Three instances where departure from the democratic principle has resulted in long running security problems has been the unrest in Punjab of the Eighties, the Kashmiri militancy of the Nineties and the bomb blasts in Mumbai of 1993 and 2003. There is no gainsaying the fact that a sense of grievance arising from the perceived injustice of the anti-Sikh riots and the hardline suppression of the Kashmiri militancy has fuelled disturbed conditions characterized by terrorism to an extent. The bomb blasts in Mumbai, while bearing the stamp of ISI and D Company, could have been averted had police politicization not made them participants in the largely one-sided riots of 1993 and 2002. Widening the popular definition of terrorism has the underside of making it unweildly, but in the event may be a practical reaction to the Indian circumstance.

 

Another pertinent aspect that escapes attention, for want of substantiating information, is that in the absence of civilized engagement between India and Pakistan, these terrorist acts are a substitute dialogue between the two states entrusted to respective intelligence agencies. The Pakistani reading of the bomb blasts and sectarianism in Karachi and elsewhere has echoes of India’s fixation with the ISI. In both states votaries of a ‘tit for tat’ policy exist and may have seized the policy agenda. Ending terrorism would thus require a political approach, along both dimensions, internal and external, besides the present law and order and military approach.

 

Admittedly, the present approach to terrorism may well be a ‘political’ one, in that it is one sanctioned by political rulers and is naturally conditioned by a right wing world-view, one that globally subscribes to dousing ‘fire with fire’. Demands of making of the majority community a ‘vote bank’ increase with the proximity of elections. Being seen as ‘soft’ on terrorism, by considering ‘roots’ as against the outcome of terrorism, may not be politically attractive. However, in the Indian context, considerably more complex sociologically, historically and politically, a ‘political approach’ demands, inter alia, depoliticisation of governance, with professionalisation of policing being a major strand of the effort. The perspective of democracy as majoritarianism, lying at the root of institutional decomposition, requires review.

 

Privileging militarized policing alone may yield a diminishing deterrence value.
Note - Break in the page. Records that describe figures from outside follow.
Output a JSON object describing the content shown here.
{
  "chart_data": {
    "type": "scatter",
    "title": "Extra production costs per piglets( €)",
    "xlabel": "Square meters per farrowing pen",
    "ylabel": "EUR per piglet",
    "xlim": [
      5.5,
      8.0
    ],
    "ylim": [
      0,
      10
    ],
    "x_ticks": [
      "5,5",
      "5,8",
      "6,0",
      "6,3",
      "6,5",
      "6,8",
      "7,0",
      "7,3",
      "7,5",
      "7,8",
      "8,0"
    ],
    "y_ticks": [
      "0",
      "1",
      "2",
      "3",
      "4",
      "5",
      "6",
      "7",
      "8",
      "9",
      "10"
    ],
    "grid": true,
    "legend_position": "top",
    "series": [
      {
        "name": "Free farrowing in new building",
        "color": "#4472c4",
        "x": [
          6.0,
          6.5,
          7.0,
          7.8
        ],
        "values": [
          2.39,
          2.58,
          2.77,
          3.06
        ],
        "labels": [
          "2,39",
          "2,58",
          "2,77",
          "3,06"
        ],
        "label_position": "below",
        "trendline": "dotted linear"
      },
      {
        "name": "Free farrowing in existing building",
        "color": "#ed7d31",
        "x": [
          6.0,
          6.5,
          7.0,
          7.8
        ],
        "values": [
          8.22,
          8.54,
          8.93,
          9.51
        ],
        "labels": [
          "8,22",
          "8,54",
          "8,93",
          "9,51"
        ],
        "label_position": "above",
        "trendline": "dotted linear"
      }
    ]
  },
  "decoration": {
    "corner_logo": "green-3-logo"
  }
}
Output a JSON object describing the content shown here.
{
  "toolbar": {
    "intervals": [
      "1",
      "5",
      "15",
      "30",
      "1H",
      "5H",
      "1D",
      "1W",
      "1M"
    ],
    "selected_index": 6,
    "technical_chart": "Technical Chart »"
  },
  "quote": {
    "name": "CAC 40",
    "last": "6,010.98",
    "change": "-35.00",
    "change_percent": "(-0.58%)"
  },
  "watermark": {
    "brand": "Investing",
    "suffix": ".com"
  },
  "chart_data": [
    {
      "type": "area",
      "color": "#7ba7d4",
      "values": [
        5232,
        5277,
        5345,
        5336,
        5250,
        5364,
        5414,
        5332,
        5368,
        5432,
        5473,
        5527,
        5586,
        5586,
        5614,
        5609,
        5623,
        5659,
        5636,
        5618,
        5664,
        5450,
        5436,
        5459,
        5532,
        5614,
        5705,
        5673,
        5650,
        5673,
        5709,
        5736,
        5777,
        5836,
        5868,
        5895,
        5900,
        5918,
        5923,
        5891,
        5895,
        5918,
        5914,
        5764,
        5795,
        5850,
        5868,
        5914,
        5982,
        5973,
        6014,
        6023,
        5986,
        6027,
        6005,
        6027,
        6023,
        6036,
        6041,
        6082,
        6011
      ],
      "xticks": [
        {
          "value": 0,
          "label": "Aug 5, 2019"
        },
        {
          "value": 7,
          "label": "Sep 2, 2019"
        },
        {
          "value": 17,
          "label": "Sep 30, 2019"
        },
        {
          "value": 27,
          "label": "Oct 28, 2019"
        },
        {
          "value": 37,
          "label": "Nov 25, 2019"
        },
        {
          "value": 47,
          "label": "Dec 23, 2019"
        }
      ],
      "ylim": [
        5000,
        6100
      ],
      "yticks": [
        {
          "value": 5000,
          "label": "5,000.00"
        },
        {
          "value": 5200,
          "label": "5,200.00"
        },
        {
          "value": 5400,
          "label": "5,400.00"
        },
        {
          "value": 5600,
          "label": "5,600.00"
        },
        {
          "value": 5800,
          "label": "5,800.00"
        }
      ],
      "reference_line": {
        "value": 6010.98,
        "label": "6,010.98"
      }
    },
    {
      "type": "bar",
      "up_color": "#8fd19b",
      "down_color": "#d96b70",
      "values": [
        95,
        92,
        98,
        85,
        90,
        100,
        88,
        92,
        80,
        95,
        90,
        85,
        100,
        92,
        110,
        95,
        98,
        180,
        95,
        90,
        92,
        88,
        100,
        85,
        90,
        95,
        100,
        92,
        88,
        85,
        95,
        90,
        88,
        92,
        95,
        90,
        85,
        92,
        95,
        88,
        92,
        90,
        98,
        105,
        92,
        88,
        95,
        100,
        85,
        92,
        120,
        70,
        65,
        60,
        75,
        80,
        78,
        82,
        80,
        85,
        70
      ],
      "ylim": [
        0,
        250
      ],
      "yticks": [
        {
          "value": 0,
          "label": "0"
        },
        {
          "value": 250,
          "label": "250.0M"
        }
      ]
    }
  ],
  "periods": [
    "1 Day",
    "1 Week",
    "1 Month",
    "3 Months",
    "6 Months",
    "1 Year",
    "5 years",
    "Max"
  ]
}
There is a need to prevent the dastardly nature of terrorism limit the debate on ending it. The criminality of the act should not be allowed to delegitimise its political context. Even as the act and its perpetrator faces inexorably the long arm of the law, the arm should not itself be selective. While it is likely that the wider contestation over the definition of nationalism between civic constitutionalism and cultural-territorial nationalism would provide long term answers, the interim could be negotiated by a securitisation of the ‘roots’ of terrorism.